El otro día vino una señora muy distinguida a consultar las Runas. Ya somos uno con el oráculo, no sé dónde empiezo yo y terminan ellas. El caso es que paseamos de la Ceca a la Meca en un vaivén de propuestas, imágenes del pasado, sueños que ella desearía concretar, autores, películas,  hasta que llegó el momento de las preguntas. Quiénes han estado alguna vez conmigo en mesa de Runas saben que después del encuentro me olvido de todo, visto el delantal y salgo a cocinar o me pinto los labios y voy al cine. Esta es la razón por la cuál escribo esta crónica. Quisiera no olvidar éste encuentro. La consultante preguntó por su padre y, de pronto, la imagen del viejo se instaló en mi cabeza. Un hombre adusto, con sombrero, cigarrillo en los labios, concentrado en armar una jugada en una mesa de poker. Estaba entre amigos,  de lo más entretenido. Le dio preciosos consejos , mientras esperaba su turno .  Hizo hincapié en que no se molestara en querer arreglar los entuertos de la familia, que siempre fueron así, complicados.
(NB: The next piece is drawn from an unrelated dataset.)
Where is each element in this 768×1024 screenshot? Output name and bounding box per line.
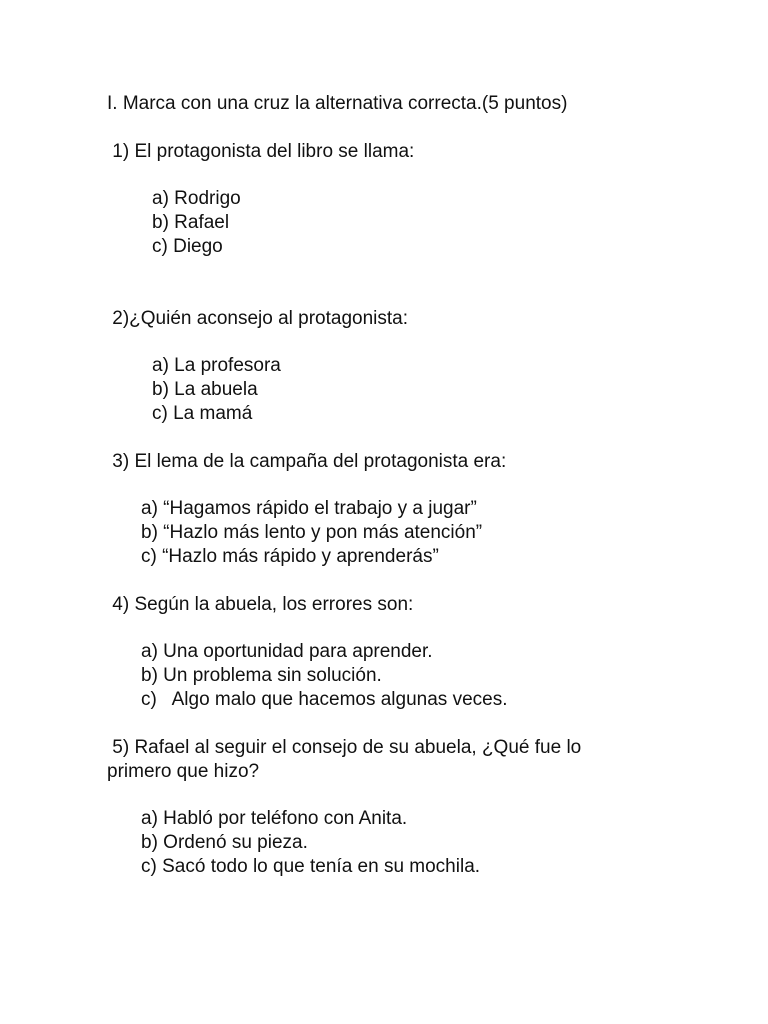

Que disfrutara de lo simple y que no abandonara sus sueños. Que no pierda el tiempo (los espíritus lo recuerdan siempre) y que  viva con alegría. Brindó por la conexión con la copa en alto. Ése día hubo wifi de otro mundo.

 Cuando la visión se fue, ella estaba llorando. Su padre había muerto de  cirrosis veinte años atrás, era alcohólico. Su refugio era el club, en dónde había un bar con mesas para jugar a las cartas. En ése escenario se juntaba con sus amigos a beber, a ser feliz cómo podía.

 Me complace saber que el cielo tiene un paraíso para cada uno de nosotros  y que lejos de lo que nos cuentan, en lugar de torturas y padecimientos, hay misericordia e infinita compasión para los que se fueron y que el amor no tiene tiempo ni espacio.
 Entenderlo se transformará en un consuelo luminoso para quienes los extrañamos.